A couple more just finished up and thought i would share with you


----------



## Sterlo58 (Oct 10, 2010)

Beautiful work as usual Raleigh.

What is the handle on the bottom pic?


----------



## Hunterrs (Oct 10, 2010)

Nice, interested in the last one.


----------



## sharpeblades (Oct 10, 2010)

*Couple of new ones*

Thanks guys ;They are all spoken for . They just asked me to post some pictures  for them. The gut hook skinner is done in "Mycarta" in camo denium off of some old overhalls


----------



## germag (Oct 10, 2010)

Nice. Very nice.


----------



## Hoggrydr1 (Oct 10, 2010)

Very nice job Raleigh,that is exactly as i was hoping for thanks


----------



## DROP POINT (Oct 10, 2010)

Mighty fine looking knives!
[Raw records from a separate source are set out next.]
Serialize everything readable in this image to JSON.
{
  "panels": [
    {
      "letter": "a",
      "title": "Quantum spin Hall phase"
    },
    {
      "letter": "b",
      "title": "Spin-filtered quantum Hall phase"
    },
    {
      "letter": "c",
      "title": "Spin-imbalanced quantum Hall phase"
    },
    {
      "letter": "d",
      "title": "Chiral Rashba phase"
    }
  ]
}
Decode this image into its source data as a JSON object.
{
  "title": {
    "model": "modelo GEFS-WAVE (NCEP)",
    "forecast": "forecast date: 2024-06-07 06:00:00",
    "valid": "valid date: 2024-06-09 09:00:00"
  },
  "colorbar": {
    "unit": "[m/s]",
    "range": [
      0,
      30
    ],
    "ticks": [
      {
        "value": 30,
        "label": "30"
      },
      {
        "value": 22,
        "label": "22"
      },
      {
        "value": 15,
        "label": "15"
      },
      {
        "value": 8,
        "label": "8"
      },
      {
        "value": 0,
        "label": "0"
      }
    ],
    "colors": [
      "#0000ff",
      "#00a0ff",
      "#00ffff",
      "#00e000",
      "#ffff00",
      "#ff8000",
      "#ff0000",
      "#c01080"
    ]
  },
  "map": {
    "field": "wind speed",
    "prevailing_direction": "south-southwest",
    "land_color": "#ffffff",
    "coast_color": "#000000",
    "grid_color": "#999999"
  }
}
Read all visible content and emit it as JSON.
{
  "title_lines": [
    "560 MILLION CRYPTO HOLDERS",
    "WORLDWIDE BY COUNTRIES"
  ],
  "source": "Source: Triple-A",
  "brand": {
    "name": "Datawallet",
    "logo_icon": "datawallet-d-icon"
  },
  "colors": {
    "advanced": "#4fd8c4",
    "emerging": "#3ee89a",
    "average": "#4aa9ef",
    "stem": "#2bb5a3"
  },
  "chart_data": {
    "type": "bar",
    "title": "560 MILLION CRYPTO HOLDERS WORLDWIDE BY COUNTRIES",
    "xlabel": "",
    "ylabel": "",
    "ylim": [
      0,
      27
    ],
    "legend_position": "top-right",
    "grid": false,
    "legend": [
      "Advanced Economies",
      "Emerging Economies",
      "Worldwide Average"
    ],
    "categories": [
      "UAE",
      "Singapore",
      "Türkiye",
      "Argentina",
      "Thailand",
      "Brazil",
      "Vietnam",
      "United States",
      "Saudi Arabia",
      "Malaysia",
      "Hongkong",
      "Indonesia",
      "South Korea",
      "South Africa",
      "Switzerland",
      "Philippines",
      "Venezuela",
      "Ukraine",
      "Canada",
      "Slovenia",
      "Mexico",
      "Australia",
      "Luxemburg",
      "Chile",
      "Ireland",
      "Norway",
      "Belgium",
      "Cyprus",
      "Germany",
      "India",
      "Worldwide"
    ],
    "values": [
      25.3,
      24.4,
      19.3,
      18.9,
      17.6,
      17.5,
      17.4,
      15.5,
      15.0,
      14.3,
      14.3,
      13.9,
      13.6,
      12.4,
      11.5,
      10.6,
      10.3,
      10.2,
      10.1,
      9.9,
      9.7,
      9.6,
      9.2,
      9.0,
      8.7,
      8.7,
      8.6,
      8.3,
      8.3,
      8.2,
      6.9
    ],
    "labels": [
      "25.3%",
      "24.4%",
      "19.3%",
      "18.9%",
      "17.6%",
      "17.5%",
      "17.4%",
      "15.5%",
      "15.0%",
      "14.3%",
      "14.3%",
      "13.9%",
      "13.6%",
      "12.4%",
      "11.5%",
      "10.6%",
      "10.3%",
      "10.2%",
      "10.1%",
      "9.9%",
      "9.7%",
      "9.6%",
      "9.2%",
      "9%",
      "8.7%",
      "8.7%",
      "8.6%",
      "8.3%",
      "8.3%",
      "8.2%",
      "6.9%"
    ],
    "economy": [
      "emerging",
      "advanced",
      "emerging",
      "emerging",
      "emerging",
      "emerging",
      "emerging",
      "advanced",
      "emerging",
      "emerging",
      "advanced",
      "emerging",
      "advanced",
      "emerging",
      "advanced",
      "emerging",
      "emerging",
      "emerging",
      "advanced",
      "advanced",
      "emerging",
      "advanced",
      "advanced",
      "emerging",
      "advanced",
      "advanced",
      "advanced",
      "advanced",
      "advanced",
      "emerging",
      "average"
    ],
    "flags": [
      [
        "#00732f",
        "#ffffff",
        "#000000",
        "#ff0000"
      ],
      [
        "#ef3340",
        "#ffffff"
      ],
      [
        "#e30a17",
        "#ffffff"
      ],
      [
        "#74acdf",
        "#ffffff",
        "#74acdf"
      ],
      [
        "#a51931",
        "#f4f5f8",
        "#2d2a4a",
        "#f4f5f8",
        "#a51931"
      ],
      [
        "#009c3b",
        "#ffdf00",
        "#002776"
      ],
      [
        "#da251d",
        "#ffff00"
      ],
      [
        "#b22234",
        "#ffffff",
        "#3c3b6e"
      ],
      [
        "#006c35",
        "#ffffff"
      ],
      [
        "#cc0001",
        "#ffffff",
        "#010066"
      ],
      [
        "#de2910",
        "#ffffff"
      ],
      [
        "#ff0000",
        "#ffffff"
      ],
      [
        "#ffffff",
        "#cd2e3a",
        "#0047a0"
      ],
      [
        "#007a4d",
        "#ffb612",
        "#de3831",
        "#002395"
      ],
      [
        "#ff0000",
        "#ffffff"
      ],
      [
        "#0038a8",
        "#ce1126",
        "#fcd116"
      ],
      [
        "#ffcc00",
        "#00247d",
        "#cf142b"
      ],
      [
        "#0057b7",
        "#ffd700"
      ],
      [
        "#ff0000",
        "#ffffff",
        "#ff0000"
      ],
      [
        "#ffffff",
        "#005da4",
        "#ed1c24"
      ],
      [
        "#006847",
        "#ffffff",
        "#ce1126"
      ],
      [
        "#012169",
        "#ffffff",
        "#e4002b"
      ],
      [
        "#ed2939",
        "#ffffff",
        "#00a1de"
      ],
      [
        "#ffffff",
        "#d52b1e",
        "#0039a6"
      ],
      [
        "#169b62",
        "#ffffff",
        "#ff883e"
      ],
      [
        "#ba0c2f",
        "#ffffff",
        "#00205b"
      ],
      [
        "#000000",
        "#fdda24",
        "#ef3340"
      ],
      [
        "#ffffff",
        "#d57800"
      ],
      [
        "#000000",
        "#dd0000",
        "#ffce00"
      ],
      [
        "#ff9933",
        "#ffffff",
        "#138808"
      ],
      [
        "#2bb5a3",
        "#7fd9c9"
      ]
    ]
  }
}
Nice work Raleigh.

Davin


----------



## wvdawg (Oct 10, 2010)

Looking mighty fine Raleigh!


----------



## Razor Blade (Oct 10, 2010)

nice work as usual RT


----------



## boneboy96 (Oct 10, 2010)

they are all beautiful works RT!


----------



## erniesp (Oct 11, 2010)

They look great Raleigh. I get alot of compliments on that gut hook. Thanks for posting pictures of the skinning set. I can't wait to  get them this week.


----------



## BriarPatch99 (Oct 13, 2010)

Great looking knives!! The gut hook and skinner set look like very useful knives!!

Jimmy K


----------



## sharpeblades (Oct 13, 2010)

*A couple of new ones*

Thanks guys


----------



## bg7m (Oct 13, 2010)

Beautiful, clean work Raleigh


----------



## marknga (Oct 13, 2010)

wow, just wow. 
That is nice piece of gnarly stag on that one with the dark spacers.
All of them are sweet. Congratulations on another job well done.


----------



## sharpeblades (Oct 13, 2010)

Buddy and Mark ;thank you


----------



## 242outdoors (Oct 13, 2010)

really like the one in the last pic alot. all great looking knives


----------



## Roswell Bowhunter (Oct 13, 2010)

As always, very nice work RT! I have to get me one of those skinning sets one of these days.


----------



## bristol_bound (Oct 13, 2010)

They are all beautiful as always Mr. Tabor! 
The "Camo Mycarta" is very cool.


----------



## benafrye (Oct 13, 2010)

Nice


----------



## Gaswamp (Oct 13, 2010)

Those skinning sets are all any hunter needs


----------



## carver (Oct 14, 2010)

Always a work of art! Good job Raleigh


----------



## ccookou812 (Oct 14, 2010)

Had to clean he drool of my keyboard...great work as usual. That double set looks great


----------



## dmedd (Oct 14, 2010)

Very fine work sir.


----------



## sharpeblades (Oct 15, 2010)

Thank You Guys


----------



## Skullworks (Oct 17, 2010)

Awesome work as always!


----------



## sharpeblades (Dec 7, 2010)

*Stag handled knives*

skully thank you


----------



## TNGIRL (Dec 8, 2010)

nice looking knives Raleigh!!!! I have 2 questions....
the one with the handle made from old material, how much material do you need to make something similar? And can you make a gut hook knife with the same handle etc like the last knife I bought? it was the red handled one made from G-10 stainless? it would be cool to have a sheath they would both fit into!!!!!


----------



## sharpeblades (Dec 8, 2010)

*New knife for TOMI*

Tomi let me see what i can come up with for you,Tomi that material is from one of my hunting buddy s his dad donated the old camo coveralls and i laminated it together and came up with that handle .I need enought material to get 20 strips 2in.x12in.  ~Raleigh


----------